Je tiens également à préciser qu’il n’y a aucune contrepartie de quelque nature que ce soit dans cette affaire. Ni la campagne ni le candidat n’ont été consultés ou informés à quelque niveau ou de quelque manière que ce soit au sujet de cette décision. Elle a été prise en interne. Dave Limp, le directeur général de l’une de mes entreprises, Blue Origin, a rencontré l’ancien président Donald Trump le jour de notre annonce. J’ai soupiré lorsque je l’ai appris, car je savais que cela donnerait des munitions à ceux qui voudraient faire passer cette décision pour autre chose qu’une décision de principe. Mais le fait est que je n’étais pas au courant de la réunion à l’avance. Même Limp n’était pas au courant à l’avance ; la réunion a été programmée rapidement ce matin-là. Il n’y a aucun lien entre cette réunion et notre décision sur les soutiens présidentiels, et toute suggestion contraire est fausse.

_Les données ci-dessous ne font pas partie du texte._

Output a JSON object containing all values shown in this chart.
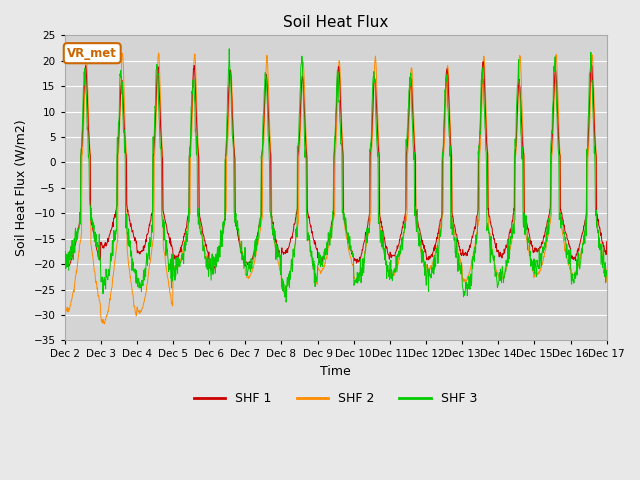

En ce qui concerne les conflits de façade, je ne suis pas le propriétaire idéal du journal The Post. Chaque jour, quelque part, un cadre d’Amazon, un cadre de Blue Origin ou un membre des autres philanthropies et entreprises que je possède ou dans lesquelles j’investis rencontre des représentants du gouvernement. J’ai écrit un jour que le Post était pour moi un « complexificateur ». C’est vrai, mais il s’avère que je suis aussi un complexificateur pour The Post.

Vous pouvez considérer ma richesse et mes intérêts commerciaux comme un rempart contre l’intimidation, ou vous pouvez les voir comme un réseau d’intérêts conflictuels. Seuls mes propres principes peuvent faire pencher la balance de l’un à l’autre. Je vous assure que mon point de vue est fondé sur des principes, et je pense que mes résultats en tant que propriétaire du Post depuis 2013 le confirment. Vous êtes bien sûr libre de vous faire votre propre opinion, mais je vous mets au défi de trouver un seul cas, au cours de ces 11 années, où j’ai fait pression sur quelqu’un du Post en faveur de mes propres intérêts. Cela ne s’est jamais produit.

Le manque de crédibilité n’est pas l’apanage du Post. Nos confrères de la presse écrite sont confrontés au même problème. C’est un problème non seulement pour les médias, mais aussi pour la nation. De nombreuses personnes se tournent vers des podcasts non officiels, des messages inexacts sur les réseaux sociaux et d’autres sources d’information non vérifiées, qui peuvent rapidement répandre des informations erronées et aggraver les divisions. Le Washington Post et le New York Times remportent des prix, mais de plus en plus, nous ne parlons qu’à une certaine élite. De plus en plus, nous nous parlons à nous-mêmes. (Il n’en a pas toujours été ainsi - dans les années 1990, nous avons atteint un taux de pénétration de 80 % dans les foyers de la région métropolitaine de Washington).

Bien que je ne mette pas et ne mettrai pas en avant mes intérêts personnels, je ne permettrai pas non plus que ce document reste en pilote automatique et devienne sans intérêt - dépassé par des podcasts non documentés et des attaques sur les médias sociaux - pas sans se battre. C’est trop important. Les enjeux sont trop importants. Aujourd’hui plus que jamais, le monde a besoin d’une voix crédible, fiable et indépendante, et quelle meilleure place pour cette voix que la capitale du pays le plus important du monde ? Pour gagner ce combat, nous devrons mobiliser de nouvelles forces. Certains changements seront un retour au passé, d’autres seront des innovations. La critique fera partie intégrante de toute nouveauté, bien entendu. C’est ainsi que va le monde. Rien de tout cela ne sera facile, mais cela en vaudra la peine. Je suis très reconnaissant de participer à cette entreprise. Un grand nombre des meilleurs journalistes du monde travaillent au Washington Post, et ils s’efforcent chaque jour de découvrir la vérité. Ils méritent d’être crus.